Our first trip ashore was to a couple of the South Shetland Islands, amidst a colony of several hundred Gentoo penguins. As they have no land-based predators on the continent, the penguins are supremely indifferent to the presence of humans, giving unparalleled access for photographs and an incredible experience. Though, a rule of the IAATO, photography cannot be intrusive or “alter the animal’s behaviour.” The tourism board plans to keep it this way. On our boat, only 100 people were allowed to disembark at any given time, hopefully ensuring future generations will be able to encounter moments like this one.
The icebergs in the sheltered bays along the coastline are favourite spots for weary seals—in this case a crabeater seal—to take a rest or catch what sun they can. Crabeater Seals incidentally do not eat crabs, as crabs are not among the brave souls inhabiting Antarctica.
Here looking rather doe-eyed, the leopard seal is nevertheless one of the most dangerous predators in Antarctica, large and fierce enough to give even a killer whale second thoughts.

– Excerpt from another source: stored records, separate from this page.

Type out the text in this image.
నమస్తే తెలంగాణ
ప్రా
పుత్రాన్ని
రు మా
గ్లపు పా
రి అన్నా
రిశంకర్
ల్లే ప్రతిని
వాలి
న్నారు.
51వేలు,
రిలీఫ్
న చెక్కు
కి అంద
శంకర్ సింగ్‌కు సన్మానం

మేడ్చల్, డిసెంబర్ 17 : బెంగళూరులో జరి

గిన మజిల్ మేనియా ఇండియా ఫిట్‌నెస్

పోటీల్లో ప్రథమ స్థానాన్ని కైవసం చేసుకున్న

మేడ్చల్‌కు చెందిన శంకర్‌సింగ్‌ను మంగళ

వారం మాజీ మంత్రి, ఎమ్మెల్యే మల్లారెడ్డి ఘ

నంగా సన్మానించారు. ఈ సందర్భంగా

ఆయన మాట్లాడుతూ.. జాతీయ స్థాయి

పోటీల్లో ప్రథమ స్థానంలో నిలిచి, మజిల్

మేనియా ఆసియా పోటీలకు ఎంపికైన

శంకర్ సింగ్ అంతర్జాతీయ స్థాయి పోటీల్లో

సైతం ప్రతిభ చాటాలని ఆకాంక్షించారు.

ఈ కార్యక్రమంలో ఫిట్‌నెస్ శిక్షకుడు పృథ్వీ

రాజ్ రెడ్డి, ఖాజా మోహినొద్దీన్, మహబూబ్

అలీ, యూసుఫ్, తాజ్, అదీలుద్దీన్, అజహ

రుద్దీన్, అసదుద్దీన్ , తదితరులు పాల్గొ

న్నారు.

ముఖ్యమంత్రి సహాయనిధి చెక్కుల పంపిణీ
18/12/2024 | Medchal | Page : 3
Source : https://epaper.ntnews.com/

The penguin colonies were not the cacophonic congregations I thought they might be. They were mostly fairly quiet, broken from time to time by a Gentoo throwing its head back and unleashing an undulating call.
Jougla Point was frequented in the early 20th century by whalers, and some old whale bones can be seen here behind the penguins. Jougla Point was one of many such locations chosen for its shelter, allowing the whalers to process their catches in relative safety. Beneath the calm waters at Jougla and elsewhere lie the bones of thousands of whales hunted to near-extinction.
Deception Island lies to the North of the Antarctic Peninsula, and is an active volcanic caldera. It forms an incredibly well sheltered natural harbour which made it extremely attractive to the whalers, who set up a station in the early twentieth century. Following the whalers the area was used as a scientific research station, but this was brought to an end in the 1960's when volcanic activity rendered the site unusable.
The sight of past human interference in Antarctica is striking after a few days at sea. It’s almost impossible to imagine people surviving down here without modern technology, and yet islands are dotted with remnants, such as this derelict whaling boat. Luckily these days whaling is prohibited and there is little outside interference, scientists aside; hence why the tourism board is being extremely careful about the growing interest in tourism on this continent—and rightly so. They adhere to five principals and insist all tourists do the same: protect the wildlife, respect the environment, respect the scientific research, be safe, and keep Antarctica pristine.
We were blessed with fine weather and blue skies for most of our trip, but remote and inhospitable areas take on a different, almost more authentic ambience when the weather closes in and broods.
Many shades of blue are found in the ice - pure, azure blue
Icebergs gather at the 'Iceberg Graveyard' in Pleneau Bay.
The multitude of icebergs in the Pleneau Bay area makes it a popular resting place for seals of all species, hauling themselves out of the water to gracelessly flop around on the ice.
Here we visited a Ukranian research base, one of a few bases we visited on the Peninsula. These islands marked the southernmost extent of our voyage, although sadly they do not lie within the Antarctic Circle. For me this counts as unfinished business. I have every intention of returning to this great, white continent, as there is simply so much to explore and such an eerie, vast beauty that one week is not enough to take it all in—but it’s a fine start. It's certainly enough time to have renewed appreciation for the ecosystems of our beautiful planet, and every tourist on my boat left, I think, with a stronger and deeper commitment to protect this place that is our home.